Fall Foliage to Look Out for in D.C.

Photo credit: Jennuine Captures. 

With all the brilliant colors popping up around D.C., we can't possibly cover every changing tree in our Tree of the month posts. So we've compiled a short list of beautiful trees to look out for during the remainder of the fall season. Hit the town and enjoy them!
  • American beech trees (Fagus grandifolia) - Find the beech's simple yellow leaves at the U.S. Capitol grounds, Dumbarton Oaks and along the Capital Crescent trail. Also look out for the European beech trees (Fagus sylvatica) , whose leaves change to yellow or orange later on in the season.
  • Red maples (Acer rubrum) - All trees in the maple family sport fall foliage, but the red maple is particularly note-worthy. Its leaves usually turn crimson, but it can also display yellow, purple and orange. Find the red maple in front of the Smithsonian National Museum of the American Indian and on the White House grounds (Jimmy Carter planted a red maple there in 1977!).

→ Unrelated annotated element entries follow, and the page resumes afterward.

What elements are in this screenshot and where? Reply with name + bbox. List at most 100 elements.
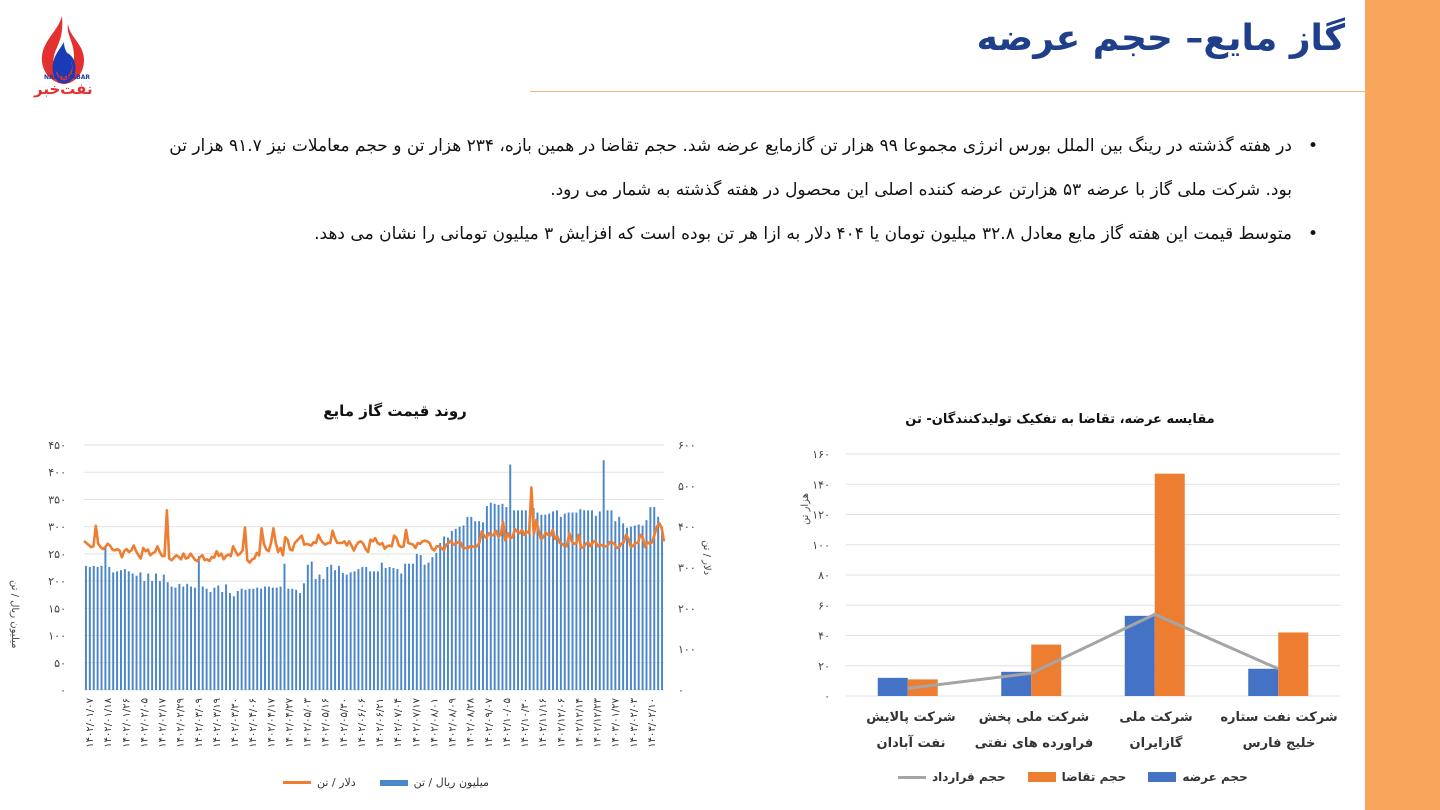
price-bar xyxy=(404,563,407,690)
x-tick-label: ۱۴۰۲/۱۲/۰۶ xyxy=(556,698,567,748)
price-bar xyxy=(275,587,278,690)
x-tick-label: ۱۴۰۲/۰۸/۰۱ xyxy=(429,698,440,748)
price-bar xyxy=(182,586,185,690)
price-bar xyxy=(501,503,504,690)
contract-volume-line xyxy=(907,612,1279,690)
flame-logo-icon xyxy=(41,16,84,84)
price-bar xyxy=(443,536,446,690)
category-label: شرکت نفت ستاره خلیج فارس xyxy=(1220,710,1338,751)
price-bar xyxy=(606,510,609,690)
x-tick-label: ۱۴۰۲/۱۲/۲۳ xyxy=(593,697,604,747)
price-bar xyxy=(84,565,87,690)
demand-bar xyxy=(1154,473,1185,696)
price-bar xyxy=(384,568,387,690)
y2-tick-label: ۱۰۰ xyxy=(678,643,696,656)
y-tick-label: ۱۰۰ xyxy=(812,539,830,552)
price-bar xyxy=(96,566,99,690)
price-bar xyxy=(108,566,111,690)
x-tick-label: ۱۴۰۲/۰۶/۰۶ xyxy=(357,698,368,748)
price-bar xyxy=(334,570,337,690)
x-tick-label: ۱۴۰۲/۰۱/۲۶ xyxy=(121,698,132,748)
price-bar xyxy=(197,556,200,690)
price-bar xyxy=(353,571,356,690)
price-bar xyxy=(217,585,220,690)
price-bar xyxy=(583,510,586,690)
price-bar xyxy=(548,513,551,690)
bullet-dot-icon: • xyxy=(1307,224,1318,244)
y-tick-label: ۴۵۰ xyxy=(48,439,66,452)
price-bar xyxy=(92,565,95,690)
price-bar xyxy=(229,593,231,690)
x-tick-label: ۱۴۰۲/۰۴/۱۷ xyxy=(266,697,277,747)
price-bar xyxy=(555,510,558,690)
price-bar xyxy=(158,581,161,690)
price-bar xyxy=(104,547,107,690)
price-bar xyxy=(439,543,442,690)
price-bar xyxy=(622,523,625,690)
price-bar xyxy=(400,573,403,690)
y-tick-label: ۱۵۰ xyxy=(48,602,66,615)
price-bar xyxy=(256,587,259,690)
summary-bullets: • در هفته گذشته در رینگ بین الملل بورس ان… xyxy=(142,124,1318,256)
x-tick-label: ۱۴۰۲/۰۸/۲۸ xyxy=(466,697,477,747)
x-tick-label: ۱۴۰۲/۰۷/۱۷ xyxy=(411,697,422,747)
y2-tick-label: ۰ xyxy=(678,684,684,697)
x-tick-label: ۱۴۰۲/۰۳/۱۹ xyxy=(212,698,223,748)
price-bar xyxy=(232,596,235,690)
price-bar xyxy=(178,583,181,690)
producer-chart-title: مقایسه عرضه، تقاضا به تفکیک تولیدکنندگان… xyxy=(905,412,1215,427)
price-bar xyxy=(485,505,488,690)
legend-swatch-blue xyxy=(1148,772,1177,782)
price-bar xyxy=(306,564,309,690)
x-tick-label: ۱۴۰۲/۰۷/۰۴ xyxy=(393,698,404,748)
price-bar xyxy=(357,569,360,690)
price-bar xyxy=(559,516,562,690)
price-bar xyxy=(252,588,255,690)
price-trend-chart: ۴۵۰۴۰۰۳۵۰۳۰۰۲۵۰۲۰۰۱۵۰۱۰۰۵۰۰۶۰۰۵۰۰۴۰۰۳۰۰۲… xyxy=(48,439,696,748)
x-tick-label: ۱۴۰۲/۱۲/۱۴ xyxy=(574,698,585,748)
price-bar xyxy=(536,512,539,690)
price-bar xyxy=(419,554,422,690)
price-bar xyxy=(633,525,636,690)
price-bar xyxy=(626,527,628,690)
price-bar xyxy=(431,557,434,690)
y-tick-label: ۲۰۰ xyxy=(48,575,66,588)
x-tick-label: ۱۴۰۲/۱۰/۳۰ xyxy=(520,698,531,748)
price-bar xyxy=(637,524,640,690)
price-bar xyxy=(337,565,340,690)
price-bar xyxy=(116,571,119,690)
price-bar xyxy=(143,581,146,690)
price-bar xyxy=(462,525,465,690)
price-bar xyxy=(267,586,270,690)
y2-tick-label: ۲۰۰ xyxy=(678,602,696,615)
supply-bar xyxy=(877,677,908,696)
y-tick-label: ۲۰ xyxy=(818,660,830,673)
price-bar xyxy=(478,521,481,690)
price-bar xyxy=(408,563,411,690)
price-bar xyxy=(415,553,418,690)
right-y-axis-label: دلار / تن xyxy=(701,540,712,576)
x-tick-label: ۱۴۰۲/۰۵/۳۰ xyxy=(339,698,350,748)
y-tick-label: ۰ xyxy=(824,690,830,703)
price-bar xyxy=(524,510,527,690)
price-bar xyxy=(244,589,247,690)
price-bar xyxy=(388,566,391,690)
price-bar xyxy=(653,507,656,690)
price-bar xyxy=(392,568,395,690)
price-bar xyxy=(489,502,492,690)
producer-chart-legend: حجم عرضه حجم تقاضا حجم قرارداد xyxy=(898,770,1248,784)
legend-item-dollar: دلار / تن xyxy=(283,776,356,789)
price-bar xyxy=(509,464,512,690)
y-tick-label: ۳۰۰ xyxy=(48,521,66,534)
y-tick-label: ۱۴۰ xyxy=(812,478,830,491)
y-tick-label: ۱۰۰ xyxy=(48,630,66,643)
price-bar xyxy=(295,589,298,690)
price-bar xyxy=(493,503,496,690)
legend-item-contract: حجم قرارداد xyxy=(898,770,1006,784)
price-bar xyxy=(131,573,134,690)
legend-swatch-orange xyxy=(283,781,311,784)
legend-label-dollar: دلار / تن xyxy=(317,776,356,789)
price-bar xyxy=(571,512,574,690)
price-chart-title: روند قیمت گاز مایع xyxy=(323,402,467,420)
bullet-dot-icon: • xyxy=(1307,136,1318,156)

  • Sweetgum (Liquidambar styraciflua) - The star-shaped sweetgum leaves can turn a multitude of colors. Oftentimes, several colors will appear on one tree. Check it out near the Vietnam Veterans Memorial, at the National Zoo and in West Potomac Park.

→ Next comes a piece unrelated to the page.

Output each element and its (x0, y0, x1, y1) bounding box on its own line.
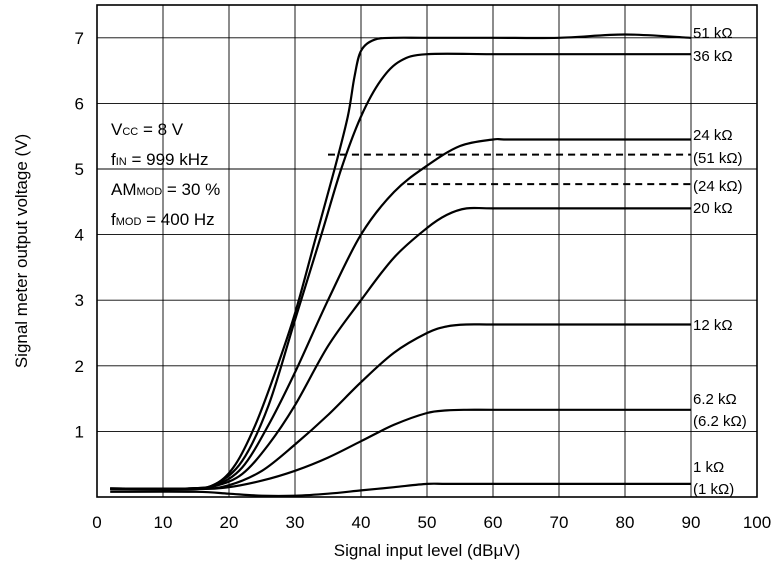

Multi-colored sweetgum leaves. Photo credit: liberalmind1012.
  • White oak (Quercus alba) - The white oak can be found all over D.C., including at Dumbarton Oaks, Tudor Place, Logan Circle, Cedar Hill and the Capital Crescent Trail. Most white oak leaves turn red, but some turn a gorgeously rare deep-wine.
  • Sourwood (Oxydendrum arboreum) - Similar to the white oak, sourwood leaves can sometimes turn a deep shade of red. Other times, they display a brighter orange-red color. Find these simple oval-leafed trees at Glenwood Cemetery and the U.S. Botanic Garden on Maryland Ave SW. 
Find white oaks like this all over D.C. Photo credit: Tie Guy II.